The ten mistakes everyone makes
Every caregiver makes most of these. They're what love does before it learns how the disease works. Read them once now; skip months of finding out the hard way. No shame anywhere on this page.
1 · Correcting the facts
"No Mom, it's Tuesday. No, Dad died in 1998." Their brain can't file the correction. You're spending your relationship to win nothing. Instead: respond to the feeling under the words, and let the calendar lose. (Ch. 2)
2 · Quizzing
"Do you remember me? Do you know who this is?" A test they may fail in front of someone they love. Instead: hand them the answer as a gift: "Hi Mom, it's Sarah, your daughter."
3 · Taking it personally
The accusation, the slammed door, the "you're not my daughter." It's the disease talking through them. It still hurts; it isn't aimed. Instead: step out, breathe, and use the "For you" cards when it lands hard.
4 · Reasoning with the disease
Explaining, negotiating, presenting evidence. Logic needs the machinery the disease is dismantling. Instead: shorter words, warmer tone, redirect. Five words at eye level beat fifty from across the room.
5 · Treating a sudden change as "progression"
The most dangerous one on this list. Dementia moves in months; a bad week is usually an infection, dehydration, or a medication problem, and treatable. Instead: sudden change = call the doctor today and say "this is sudden."
6 · Waiting on the paperwork
Powers of attorney need capacity, and capacity leaves quietly. Families who wait end up in guardianship court. Instead: elder-law visit this month, while their voice can still be in the documents. (Ch. 8)

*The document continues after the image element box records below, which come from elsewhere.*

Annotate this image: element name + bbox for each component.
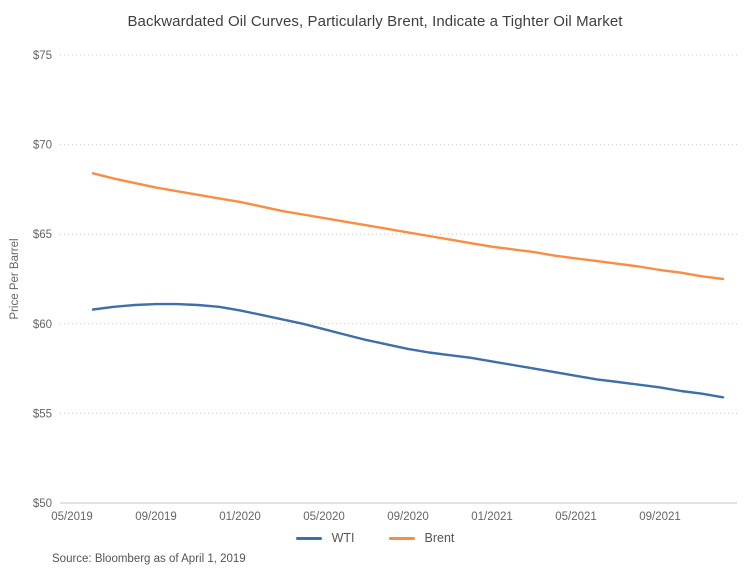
legend-item-brent: Brent [388, 531, 455, 545]
legend-item-wti: WTI [295, 531, 355, 545]
y-tick-label-55: $55 [33, 408, 52, 420]
x-tick-label-09-2021: 09/2021 [639, 511, 681, 523]
x-tick-label-05-2019: 05/2019 [51, 511, 93, 523]
y-tick-label-60: $60 [33, 319, 52, 331]
x-tick-label-05-2021: 05/2021 [555, 511, 597, 523]
y-tick-label-75: $75 [33, 50, 52, 62]
legend-label-wti: WTI [331, 531, 355, 545]
wti-line-swatch [295, 536, 322, 540]
chart-legend: WTI Brent [0, 531, 750, 545]
chart-title: Backwardated Oil Curves, Particularly Br… [127, 13, 623, 30]
x-tick-label-01-2020: 01/2020 [219, 511, 261, 523]
x-tick-label-09-2019: 09/2019 [135, 511, 177, 523]
y-tick-label-65: $65 [33, 229, 52, 241]
legend-label-brent: Brent [424, 531, 455, 545]
brent-line-swatch [388, 536, 415, 540]
y-tick-label-50: $50 [33, 498, 52, 510]
y-axis-title: Price Per Barrel [9, 238, 21, 319]
wti-line [91, 302, 725, 399]
x-tick-label-01-2021: 01/2021 [471, 511, 513, 523]
x-tick-label-05-2020: 05/2020 [303, 511, 345, 523]
brent-line [91, 172, 725, 281]
x-tick-label-09-2020: 09/2020 [387, 511, 429, 523]
y-tick-label-70: $70 [33, 140, 52, 152]
source-note: Source: Bloomberg as of April 1, 2019 [52, 553, 246, 565]
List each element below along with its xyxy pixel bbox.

7 · Hiding the hard parts from the doctor
Politeness in the exam room (not mentioning the aggression, the wandering, your exhaustion) buys untreated problems. Instead: frequencies and dates, written down, handed over. The prep sheet makes it painless.

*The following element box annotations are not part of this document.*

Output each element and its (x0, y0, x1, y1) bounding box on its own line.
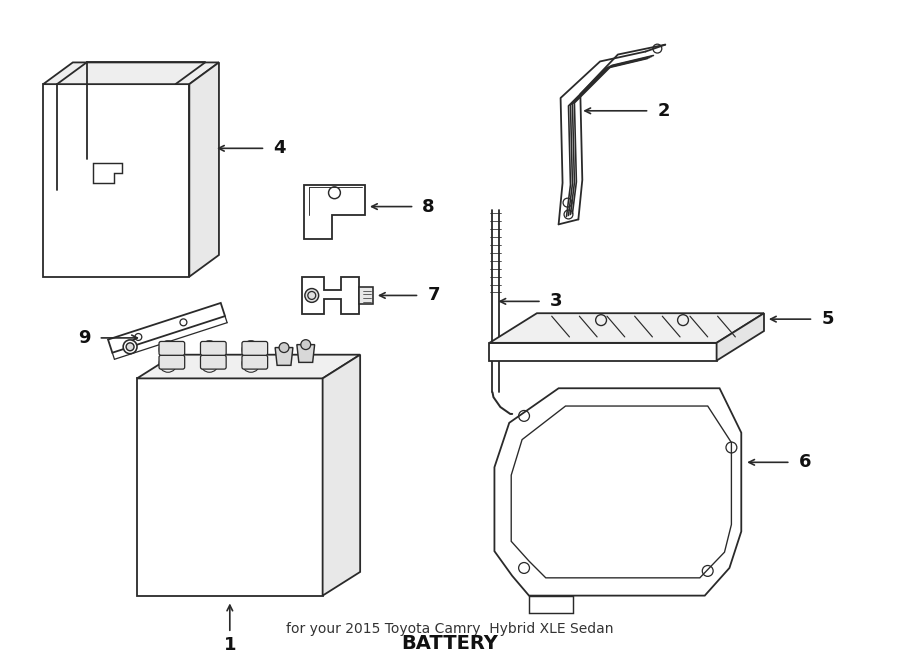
FancyBboxPatch shape (201, 355, 226, 369)
Text: 4: 4 (274, 139, 286, 157)
FancyBboxPatch shape (159, 355, 184, 369)
Polygon shape (716, 313, 764, 361)
Circle shape (279, 342, 289, 352)
FancyBboxPatch shape (242, 355, 267, 369)
Text: BATTERY: BATTERY (401, 633, 499, 652)
Text: 2: 2 (657, 102, 670, 120)
Polygon shape (137, 378, 322, 596)
Polygon shape (322, 355, 360, 596)
Circle shape (126, 343, 134, 351)
Polygon shape (108, 303, 225, 353)
Polygon shape (43, 62, 219, 84)
Polygon shape (490, 343, 716, 361)
Polygon shape (137, 355, 360, 378)
Text: 8: 8 (422, 198, 435, 215)
Text: 9: 9 (78, 329, 91, 347)
Polygon shape (359, 287, 373, 304)
Circle shape (123, 340, 137, 354)
FancyBboxPatch shape (159, 342, 184, 355)
Polygon shape (297, 344, 315, 362)
Text: 6: 6 (798, 453, 811, 471)
Text: 1: 1 (223, 636, 236, 654)
FancyBboxPatch shape (242, 342, 267, 355)
Polygon shape (275, 348, 292, 366)
Circle shape (301, 340, 310, 350)
Polygon shape (43, 84, 189, 277)
Text: 5: 5 (822, 310, 833, 328)
Polygon shape (529, 596, 573, 613)
Text: for your 2015 Toyota Camry  Hybrid XLE Sedan: for your 2015 Toyota Camry Hybrid XLE Se… (286, 622, 614, 636)
Polygon shape (494, 388, 742, 596)
Polygon shape (302, 277, 359, 314)
Polygon shape (304, 185, 365, 239)
Polygon shape (189, 62, 219, 277)
Circle shape (305, 289, 319, 302)
Text: 3: 3 (550, 292, 562, 311)
Text: 7: 7 (428, 286, 440, 305)
FancyBboxPatch shape (201, 342, 226, 355)
Polygon shape (490, 313, 764, 343)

8 · Doing it alone until you break
"We're managing" is the sentence caregivers say right up until the collapse. Help added early is cheap; help added after a crisis is an ambulance. Instead: one standing helper and one respite option before you need them. (Ch. 5)
9 · Making promises to the past
"I'll never put you in a home" was a promise made to a different situation, without this information. Keeping it at any cost can harm you both. Instead: promise the real thing, "I will always make sure you're safe and loved", and let the address serve the promise. (Ch. 7)
10 · Spending every good hour on chores
The laundry will outlive the window for joy. Caregivers consistently say their regret isn't the missed chores. It's the missed afternoons. Instead: when a good hour shows up, take the walk, play the music, look at the photo album. That's the actual work.
“As a father has compassion on his children, so the LORD has compassion on those who fear Him. For He knows our frame; He is mindful that we are dust.”
Psalm 103:13–14Every mistake is the same reflex: treating the disease like a person who can meet you halfway. Every fix is the same move: change what you do (the words, the timing, the environment, the help) because you're the one who can.